During the months of August and September, prices in the area increased only 0.8 percent, and housing costs declined 0.7 percent.

Consumer price increases in the Washington area equaled the average of U.S. cities for the past two-month period. For example, prices rose slower locally then in Chicago, where consumers paid 3.9 percent more, and in detroit, where prices rose 2.7 percent.

But consumer prices increased by only 1.2 percent in New York and by 0.8 percent in the Philadelphia area. In addition, prices rose 1.3 percent in Baltimore, the Labor Department said.

As the cost of new cars has risen with the introduction of 1981 models, so have the prices of used cars, the consumer price figures show. One explanation is that dealers are willing to pay more for cars they take as trade-ins to get customers to buy new models and lift laggin new-car sales.

But Bob Cross, a salesman at Seidel Chevrolet Inc. in Landover, said another reason for higher used-car prices is the increased demand from people who can't afford to buy new cars.
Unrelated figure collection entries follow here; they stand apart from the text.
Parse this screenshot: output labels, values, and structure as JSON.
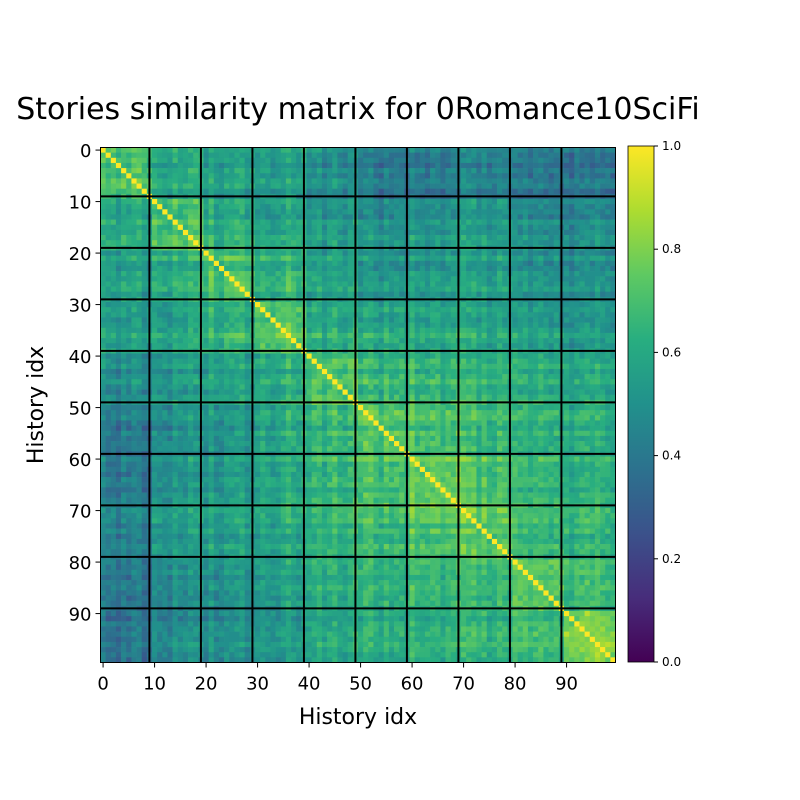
{
  "chart_data": {
    "type": "heatmap",
    "title": "Stories similarity matrix for 0Romance10SciFi",
    "xlabel": "History idx",
    "ylabel": "History idx",
    "x_ticks": [
      "0",
      "10",
      "20",
      "30",
      "40",
      "50",
      "60",
      "70",
      "80",
      "90"
    ],
    "y_ticks": [
      "0",
      "10",
      "20",
      "30",
      "40",
      "50",
      "60",
      "70",
      "80",
      "90"
    ],
    "size": 100,
    "block_size": 10,
    "diagonal_value": 1.0,
    "block_boundaries_shown": true,
    "colormap": "viridis",
    "colorbar": {
      "range": [
        0.0,
        1.0
      ],
      "ticks": [
        "0.0",
        "0.2",
        "0.4",
        "0.6",
        "0.8",
        "1.0"
      ]
    },
    "approx_block_mean_similarity": [
      [
        0.72,
        0.6,
        0.57,
        0.57,
        0.5,
        0.42,
        0.42,
        0.44,
        0.4,
        0.38
      ],
      [
        0.6,
        0.7,
        0.62,
        0.58,
        0.54,
        0.5,
        0.52,
        0.53,
        0.48,
        0.46
      ],
      [
        0.57,
        0.62,
        0.7,
        0.64,
        0.58,
        0.52,
        0.54,
        0.55,
        0.5,
        0.48
      ],
      [
        0.57,
        0.58,
        0.64,
        0.74,
        0.62,
        0.6,
        0.6,
        0.58,
        0.56,
        0.52
      ],
      [
        0.5,
        0.54,
        0.58,
        0.62,
        0.72,
        0.66,
        0.66,
        0.64,
        0.62,
        0.58
      ],
      [
        0.42,
        0.5,
        0.52,
        0.6,
        0.66,
        0.72,
        0.7,
        0.66,
        0.64,
        0.6
      ],
      [
        0.42,
        0.52,
        0.54,
        0.6,
        0.66,
        0.7,
        0.76,
        0.7,
        0.66,
        0.62
      ],
      [
        0.44,
        0.53,
        0.55,
        0.58,
        0.64,
        0.66,
        0.7,
        0.72,
        0.66,
        0.62
      ],
      [
        0.4,
        0.48,
        0.5,
        0.56,
        0.62,
        0.64,
        0.66,
        0.66,
        0.74,
        0.66
      ],
      [
        0.38,
        0.46,
        0.48,
        0.52,
        0.58,
        0.6,
        0.62,
        0.62,
        0.66,
        0.78
      ]
    ]
  }
}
A new car with automatic transmission, power steering and brakes and air conditioning is likely to cost between $7,500 and $9,000, Cross said.

Many customers at Seidel are buying late-model and larger used cars, Cross said. For example, he said, the price of a new sedan is about $9,000 But a two-year-old car of the same type would cost about $6,500, Cross said.

The housing index rose 2 1/2 percent during October and November, reflecting higher costs for mortgage interest rates, home purchases, furnishings, water and sewage services and property insurance. But rates were lower for electricity, reflecting lower winter rates, the Labor Department said.

Mortgage interest rates in the October and November consumer price figures reflect rates at settlement. These basically were rates that were decided about two months earlier and do not necessarily reflect current rates.